Britain's National Strategy for Maritime Security highlights risks to sub-sea cables, commercial shipping lanes and port security that can come from illegal fishing, hostile states, cyber attacks and organised crime.
Dr Ian Speller, director of the Centre for Military History and Strategic Studies at Maynooth University said: “As an island nation, this country is more dependent on the sea than most of the rest of Europe and we have responsibility for a huge maritime area, but this has yet to be reflected in national policy.”
The Commission on the Defence Forces (CoDF) called for an Irish maritime security strategy and urged significant investment in the Naval Service to properly operate in this area.

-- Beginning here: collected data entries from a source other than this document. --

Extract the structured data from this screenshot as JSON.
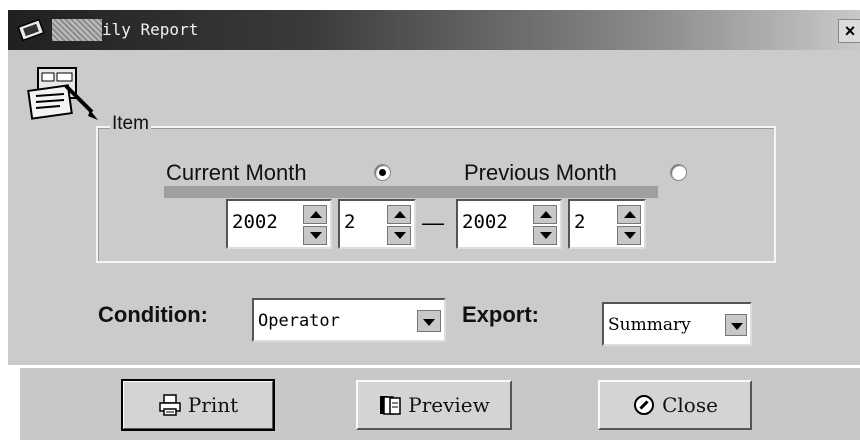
{
  "window": {
    "title": "ily Report",
    "close_label": "×"
  },
  "item_group": {
    "legend": "Item",
    "current_month_label": "Current Month",
    "current_month_selected": true,
    "previous_month_label": "Previous Month",
    "previous_month_selected": false,
    "from_year": "2002",
    "from_month": "2",
    "range_separator": "—",
    "to_year": "2002",
    "to_month": "2"
  },
  "condition": {
    "label": "Condition:",
    "value": "Operator"
  },
  "export": {
    "label": "Export:",
    "value": "Summary"
  },
  "buttons": {
    "print": "Print",
    "preview": "Preview",
    "close": "Close"
  },
  "icons": {
    "window_logo": "chip-icon",
    "report": "report-icon",
    "print": "printer-icon",
    "preview": "pages-icon",
    "close": "power-icon"
  },
  "colors": {
    "window_bg": "#cbcbcb",
    "titlebar_dark": "#202020",
    "titlebar_light": "#c9c9c9"
  }
}
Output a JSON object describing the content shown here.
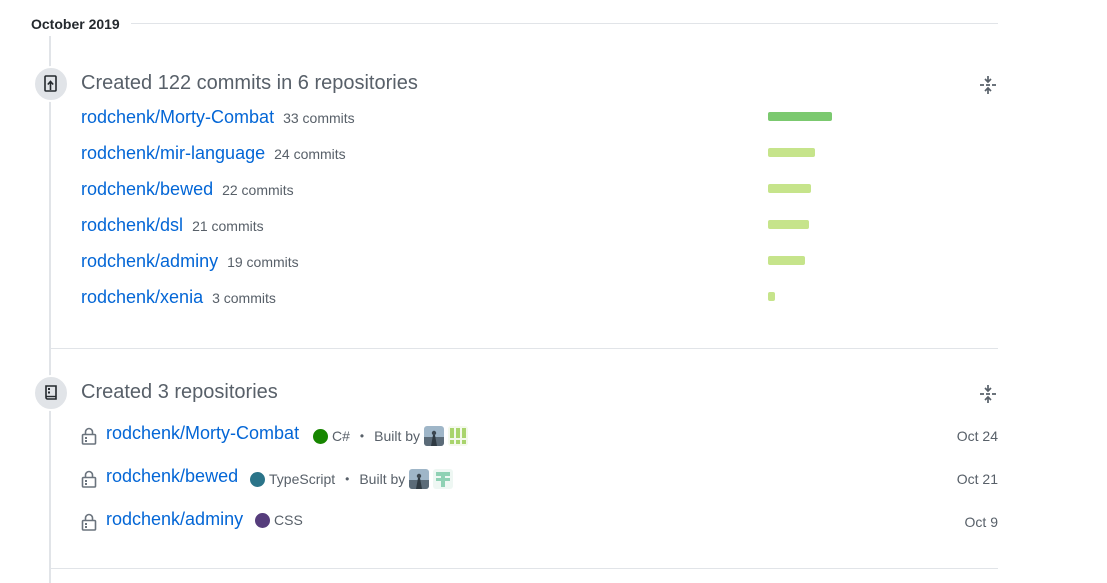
{
  "month": {
    "label": "October 2019"
  },
  "commits_section": {
    "title": "Created 122 commits in 6 repositories",
    "max_commits": 33,
    "rows": [
      {
        "repo": "rodchenk/Morty-Combat",
        "count": 33,
        "count_label": "33 commits",
        "bar_color": "#7bc96f"
      },
      {
        "repo": "rodchenk/mir-language",
        "count": 24,
        "count_label": "24 commits",
        "bar_color": "#c6e48b"
      },
      {
        "repo": "rodchenk/bewed",
        "count": 22,
        "count_label": "22 commits",
        "bar_color": "#c6e48b"
      },
      {
        "repo": "rodchenk/dsl",
        "count": 21,
        "count_label": "21 commits",
        "bar_color": "#c6e48b"
      },
      {
        "repo": "rodchenk/adminy",
        "count": 19,
        "count_label": "19 commits",
        "bar_color": "#c6e48b"
      },
      {
        "repo": "rodchenk/xenia",
        "count": 3,
        "count_label": "3 commits",
        "bar_color": "#c6e48b"
      }
    ]
  },
  "repos_section": {
    "title": "Created 3 repositories",
    "built_by_label": "Built by",
    "rows": [
      {
        "repo": "rodchenk/Morty-Combat",
        "language": "C#",
        "lang_color": "#178600",
        "built_by": true,
        "date": "Oct 24",
        "contributor_icon": "identicon-exclaim"
      },
      {
        "repo": "rodchenk/bewed",
        "language": "TypeScript",
        "lang_color": "#2b7489",
        "built_by": true,
        "date": "Oct 21",
        "contributor_icon": "identicon-cross"
      },
      {
        "repo": "rodchenk/adminy",
        "language": "CSS",
        "lang_color": "#563d7c",
        "built_by": false,
        "date": "Oct 9"
      }
    ]
  },
  "icons": {
    "commit_section": "repo-push-icon",
    "repos_section": "repo-icon",
    "collapse": "fold-icon",
    "private": "lock-icon"
  }
}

“Many other countries have had the foresight to think carefully about the need for security in the maritime domain and have published strategies designed to promote this, not focusing narrowly on military challenges but addressing security in its broadest sense to include economic, environmental, legal and political matters,” said Dr Speller.
Dr Speller said while the main challenges may not be from hostile states, Ireland held a “key strategic position” on Europe’s western flank.
He added: “Perhaps more pertinently, we are at least as vulnerable as our neighbours to risks that include terrorism at or from the sea, disruption to maritime trade routes, attacks on vital infrastructure ashore — including cyber attacks — illegal and unregulated fishing, the transportation of illegal and dangerous goods into this country, and acts that degrade the maritime environment.”
In a statement, Raco the representative body for commissioned officers in the Defence Forces, said there had been talk of an Irish maritime security strategy over the last two years.
It said this may not happen until an overarching national security strategy was in place. It said this was “expected in 2020 and was badly needed”.
It said the CoDF “laid bare the lack of maritime domain awareness”, which was the basis of security analysis.
The statement said: “The same threats exist for Ireland to a greater extent than UK in many cases as the “bad actors” are more likely to operate in an area that is less well monitored. The marine cyber threat is vastly greater due to the size of the area to be covered and the depth of water as well as higher density of critical infrastructure."
It said the only area where the situation was currently less severe might be trafficking of illegal immigrants by small boat due to the distance by sea to Britain from mainland EU.